Clearing the fog surrounding fog computing
Cloud Edge Computing or Fog Computing is a concept related to the IoT (Internet of Things) and the sending of data to the Cloud.
It’s best if we examine this concept alongside the other main cloud computing concept. For clarity we’ll name each after the 2 companies who are driving product development and innovation in each of the respective ways of thinking.
The Amazon IoT approach
Amazon advocate sending all data to the Cloud for processing. This approach is very much a “capture everything and deal with it later” way of thinking. Of course, Amazon have the infrastructure to deal with the massive amounts of data that will issue forth and many believe that collecting as much data as possible is the most robust method for future-proofing whether this data is useful now or not.
This “catch all” approach provides a safety net if in the future historical data is required. Nobody can predict the future but yesterday’s data may become a tool of competitive advantage in tomorrow’s world.
Advantages of Send-All-to-Cloud:
- No data left behind (could be useful later)
- Big Data tools for centralized analysis
The Dell IoT Cloud Edge Approach
Dell believes that the future of IoT lies at the Cloud Edge. Unlike Amazon’s “grab it all” approach to data, Dell take a more pragmatic “take only what is useful and meaningful, then send it to the Cloud” perspective. This is the essence of Edge Computing.
To conduct this cloud-edge processing of data, something has to be placed between The Cloud and the item collecting the data (placed at the Cloud’s edge as it were). This “in-between” item is known as an IoT Cloud Edge Processing device or a Cloud Edge Gateway. It can also be termed a Fog Computing Device (the fog at the edge of the Cloud)

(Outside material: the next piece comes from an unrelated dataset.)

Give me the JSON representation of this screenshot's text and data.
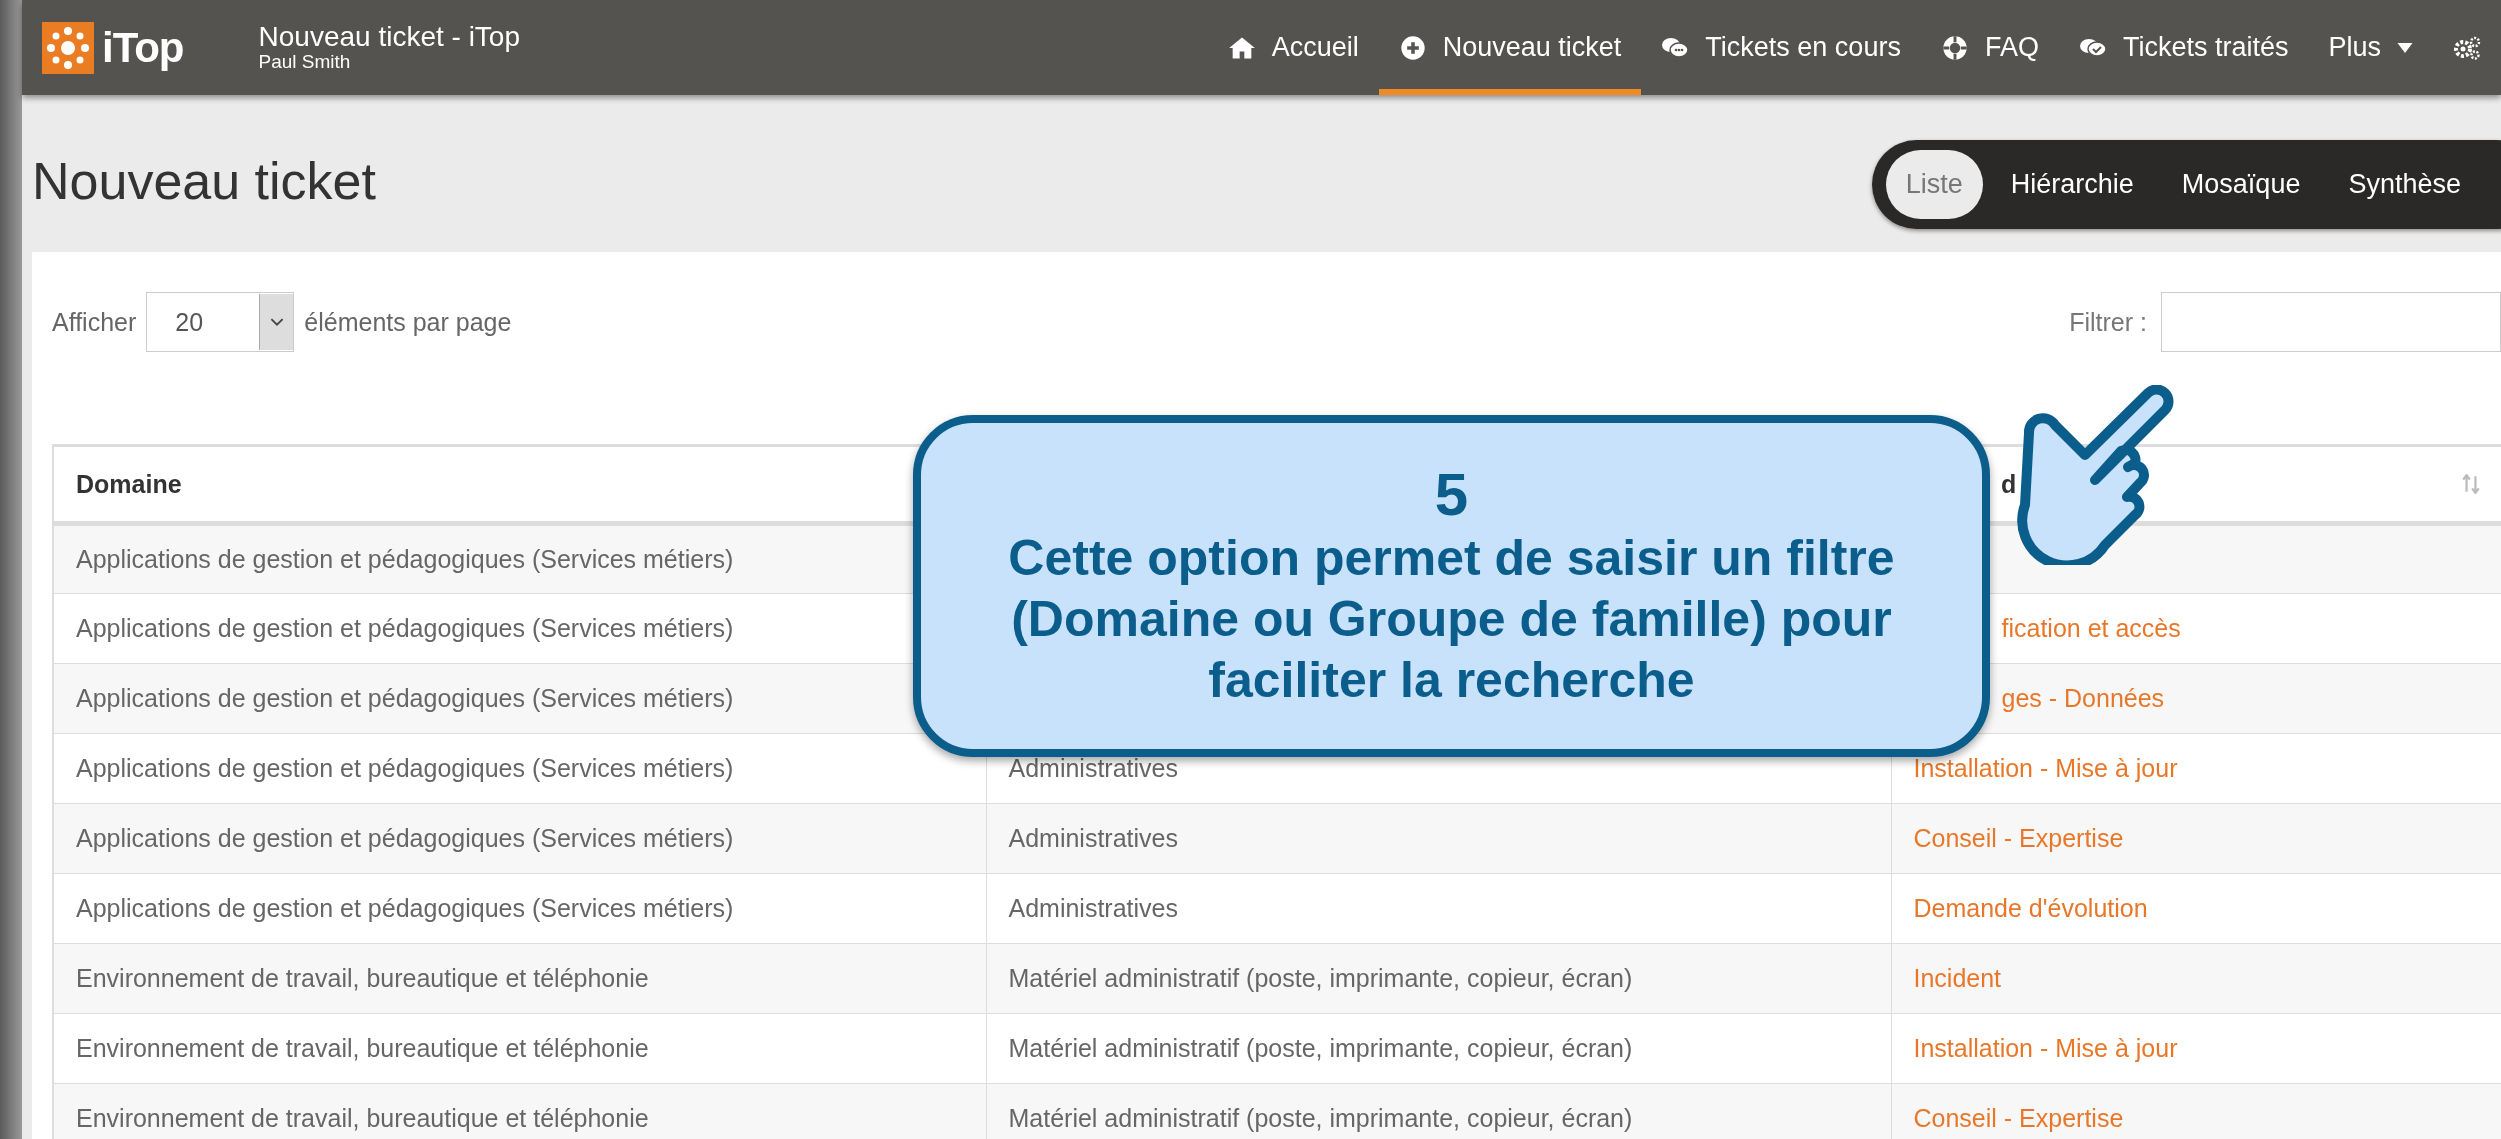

Analyzing IoT data near to where it is collected cuts gigabytes from network traffic and keeps sensitive data inside the network.
Advantages of Cloud Edge computing:
- Only the meaningful data is taken – lower data volume
- Calculations can be performed on the data before it is sent
- Lower bandwidth costs
- Realtime processing
All this data, now what?
In both of these cases the overriding thing to keep in mind is that it is not the amount of data collected that is valuable. The value of data is in how it is interpreted and how it is used.